Oireachtas Joint and Select Committees

Thursday, 17 February 2022

Joint Oireachtas Committee on Housing, Planning and Local Government

General Scheme of the Monuments and Archaeological Heritage Bill: Department of Housing, Local Government and Heritage

Photo of Richard O'DonoghueRichard O'Donoghue (Limerick County, Independent) | Oireachtas source

Our guests are very welcome, again. My first point concerns conservation officers. We only have one in Limerick. That is Tom Cassidy. We also have Sarah McCutcheon. They are side by side. We have only half a clerical staff equivalent to assist them. How are we going to protect our heritage structures and national monuments if we only have one conservation officer dealing with certain sectors within our local authorities? Our guests have mentioned local authorities. I meet Mr. Cassidy on a regular basis and he is under severe pressure trying to get to all the monuments. He will also be retiring in a short number of years. I am afraid of losing what Mr. Cassidy has. We must bring it to somebody else who can carry it on, or more people, or an office. It is like what our guests were saying about recording the national monuments. We must record what is in these people's heads and the type of information someone like Mr. Cassidy has, and the experience he has so it lives on.

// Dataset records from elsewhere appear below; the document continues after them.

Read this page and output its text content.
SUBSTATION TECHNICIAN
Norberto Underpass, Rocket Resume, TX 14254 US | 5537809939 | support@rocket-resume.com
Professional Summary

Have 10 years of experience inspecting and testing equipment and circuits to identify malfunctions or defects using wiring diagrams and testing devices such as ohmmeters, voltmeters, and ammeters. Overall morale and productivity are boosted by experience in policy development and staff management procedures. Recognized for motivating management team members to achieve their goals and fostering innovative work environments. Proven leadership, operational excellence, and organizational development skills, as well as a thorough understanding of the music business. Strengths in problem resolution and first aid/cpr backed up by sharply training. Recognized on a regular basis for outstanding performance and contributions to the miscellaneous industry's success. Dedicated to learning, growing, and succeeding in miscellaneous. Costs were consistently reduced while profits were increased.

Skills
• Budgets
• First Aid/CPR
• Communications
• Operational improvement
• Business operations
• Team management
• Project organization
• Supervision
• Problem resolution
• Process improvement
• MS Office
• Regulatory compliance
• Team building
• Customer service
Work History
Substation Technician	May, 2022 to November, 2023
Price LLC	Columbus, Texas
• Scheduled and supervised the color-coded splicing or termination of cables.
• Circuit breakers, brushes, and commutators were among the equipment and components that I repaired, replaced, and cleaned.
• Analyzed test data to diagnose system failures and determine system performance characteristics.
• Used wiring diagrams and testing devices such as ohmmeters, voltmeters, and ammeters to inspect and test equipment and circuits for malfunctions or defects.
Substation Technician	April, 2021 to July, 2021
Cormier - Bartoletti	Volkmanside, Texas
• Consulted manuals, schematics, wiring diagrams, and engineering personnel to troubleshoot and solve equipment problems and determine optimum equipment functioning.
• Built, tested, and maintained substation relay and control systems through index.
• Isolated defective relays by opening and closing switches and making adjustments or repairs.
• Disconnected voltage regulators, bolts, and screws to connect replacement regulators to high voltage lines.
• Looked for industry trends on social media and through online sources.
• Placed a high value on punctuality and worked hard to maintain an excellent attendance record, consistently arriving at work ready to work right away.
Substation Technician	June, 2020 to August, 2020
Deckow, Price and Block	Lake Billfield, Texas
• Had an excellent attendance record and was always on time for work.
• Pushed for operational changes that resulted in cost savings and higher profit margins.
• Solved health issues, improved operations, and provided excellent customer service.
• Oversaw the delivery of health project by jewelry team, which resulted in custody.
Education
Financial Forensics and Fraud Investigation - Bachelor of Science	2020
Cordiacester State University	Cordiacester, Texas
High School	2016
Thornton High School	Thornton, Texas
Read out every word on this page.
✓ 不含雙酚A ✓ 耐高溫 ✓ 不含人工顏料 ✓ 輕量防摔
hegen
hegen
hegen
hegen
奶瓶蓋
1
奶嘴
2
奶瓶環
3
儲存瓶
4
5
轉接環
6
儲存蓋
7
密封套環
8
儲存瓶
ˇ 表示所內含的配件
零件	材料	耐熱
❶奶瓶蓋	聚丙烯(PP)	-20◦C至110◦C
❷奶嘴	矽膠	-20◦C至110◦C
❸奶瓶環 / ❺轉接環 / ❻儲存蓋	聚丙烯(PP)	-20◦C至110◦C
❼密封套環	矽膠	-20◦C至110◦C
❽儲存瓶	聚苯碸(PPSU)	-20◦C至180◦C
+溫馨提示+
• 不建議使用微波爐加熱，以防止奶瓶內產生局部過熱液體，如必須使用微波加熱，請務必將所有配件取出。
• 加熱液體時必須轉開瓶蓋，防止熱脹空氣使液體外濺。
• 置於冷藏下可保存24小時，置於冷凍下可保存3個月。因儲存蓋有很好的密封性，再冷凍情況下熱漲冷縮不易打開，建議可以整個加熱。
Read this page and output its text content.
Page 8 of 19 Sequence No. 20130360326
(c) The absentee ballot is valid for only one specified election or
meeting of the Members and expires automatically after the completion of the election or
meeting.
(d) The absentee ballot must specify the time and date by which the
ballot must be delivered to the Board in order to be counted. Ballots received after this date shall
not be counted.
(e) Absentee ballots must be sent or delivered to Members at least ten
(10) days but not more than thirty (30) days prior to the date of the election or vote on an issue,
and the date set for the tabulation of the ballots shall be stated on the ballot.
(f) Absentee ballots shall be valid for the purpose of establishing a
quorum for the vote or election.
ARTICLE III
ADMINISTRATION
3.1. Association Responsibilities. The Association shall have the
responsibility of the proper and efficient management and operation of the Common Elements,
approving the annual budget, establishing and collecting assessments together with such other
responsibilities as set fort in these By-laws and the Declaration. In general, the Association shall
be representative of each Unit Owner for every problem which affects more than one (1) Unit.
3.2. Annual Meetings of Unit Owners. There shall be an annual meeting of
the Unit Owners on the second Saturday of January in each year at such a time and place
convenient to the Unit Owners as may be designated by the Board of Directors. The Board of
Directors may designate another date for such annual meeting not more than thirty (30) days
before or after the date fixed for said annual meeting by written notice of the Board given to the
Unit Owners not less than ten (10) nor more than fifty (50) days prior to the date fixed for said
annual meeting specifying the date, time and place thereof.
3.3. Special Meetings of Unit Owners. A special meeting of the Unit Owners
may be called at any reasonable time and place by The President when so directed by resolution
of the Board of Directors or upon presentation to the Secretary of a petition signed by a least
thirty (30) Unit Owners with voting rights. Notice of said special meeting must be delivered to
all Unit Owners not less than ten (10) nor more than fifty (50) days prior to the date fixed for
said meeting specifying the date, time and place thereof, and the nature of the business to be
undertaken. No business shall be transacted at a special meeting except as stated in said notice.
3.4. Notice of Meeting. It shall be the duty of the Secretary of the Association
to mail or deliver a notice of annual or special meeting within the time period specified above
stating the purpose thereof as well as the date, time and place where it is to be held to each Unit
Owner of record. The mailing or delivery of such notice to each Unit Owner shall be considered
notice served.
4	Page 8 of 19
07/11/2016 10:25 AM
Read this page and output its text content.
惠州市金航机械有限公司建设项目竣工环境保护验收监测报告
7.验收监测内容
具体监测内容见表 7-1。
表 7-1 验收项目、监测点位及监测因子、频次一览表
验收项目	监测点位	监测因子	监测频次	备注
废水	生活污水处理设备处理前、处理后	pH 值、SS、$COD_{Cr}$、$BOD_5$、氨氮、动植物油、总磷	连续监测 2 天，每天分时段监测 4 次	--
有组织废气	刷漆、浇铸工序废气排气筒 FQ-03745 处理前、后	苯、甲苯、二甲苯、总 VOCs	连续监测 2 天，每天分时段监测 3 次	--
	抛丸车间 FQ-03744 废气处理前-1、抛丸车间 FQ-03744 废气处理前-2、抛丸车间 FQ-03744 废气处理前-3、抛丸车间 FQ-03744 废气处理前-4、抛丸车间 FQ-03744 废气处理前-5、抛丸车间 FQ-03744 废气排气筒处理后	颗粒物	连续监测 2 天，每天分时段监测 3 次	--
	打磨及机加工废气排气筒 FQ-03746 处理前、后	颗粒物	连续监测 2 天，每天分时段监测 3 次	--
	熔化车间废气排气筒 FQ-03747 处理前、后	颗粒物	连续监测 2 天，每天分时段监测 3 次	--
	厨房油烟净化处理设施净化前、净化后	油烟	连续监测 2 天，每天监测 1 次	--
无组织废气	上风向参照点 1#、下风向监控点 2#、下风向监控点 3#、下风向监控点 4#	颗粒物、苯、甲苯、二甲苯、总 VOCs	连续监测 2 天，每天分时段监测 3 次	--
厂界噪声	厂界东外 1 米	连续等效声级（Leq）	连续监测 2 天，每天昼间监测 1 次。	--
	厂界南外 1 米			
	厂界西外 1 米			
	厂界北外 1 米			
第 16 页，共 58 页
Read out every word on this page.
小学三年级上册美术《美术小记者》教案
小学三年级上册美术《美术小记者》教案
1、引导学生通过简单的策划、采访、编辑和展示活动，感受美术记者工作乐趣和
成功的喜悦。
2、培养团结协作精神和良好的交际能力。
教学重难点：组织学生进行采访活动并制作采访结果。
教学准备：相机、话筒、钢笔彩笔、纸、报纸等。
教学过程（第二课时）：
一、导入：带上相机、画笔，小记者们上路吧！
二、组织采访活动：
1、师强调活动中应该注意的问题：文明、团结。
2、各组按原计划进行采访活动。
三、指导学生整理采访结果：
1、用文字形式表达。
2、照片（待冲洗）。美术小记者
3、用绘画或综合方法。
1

The biggest problem I see for Limerick at the moment is we do not have enough people involved in conservation. It has held up planning permissions and buildings being restored. I was at one during the week that has been held up for a number of years due to conservation. I love my heritage, as our guests probably know well. I love all the monuments that are there and think everything should be protected. However, the lack of investment in an awful lot of structures in Limerick is the cause of them going into disrepair and beyond repair, so they are not being protected. We might look at graveyards. There is no right of way to get to some graveyards in Limerick. There is a graveyard in Limerick where there is a gate that is in private ownership. You cannot get to your loved ones. They are historical graveyards that have been there for many generations but we cannot get the right of ways to get to them. There is also the repair of iconic buildings within the graveyards, and of the stone walls that have been there for hundreds of years. They are falling down. What of the repair of those stone structures? Where do we get the extra money for us to repair our structures?

If a building is protected or it is significant to the area, how do we get to a place where if the Heritage Council does not have the money to fix it, we can get somebody else who might want to fix it or repair it in such a way that it can be returned to the streetscape and minimise the conservation needed to save the building? An awful lot of buildings are falling down because they are listed. We can open them up again by retaining the facades and roof structures facing the street and redeveloping the back of them if it is not economically possible to repair them. I want to save our streetscapes, our national heritage and monuments that the public regards as iconic so that we can get everyone in to visit them.

I am also very concerned that there has been no investment in conservation officers and structures that are within the remit. It is through no fault of their own because they cannot get out to help these projects along with the workload they have. What can the Heritage Council do about that?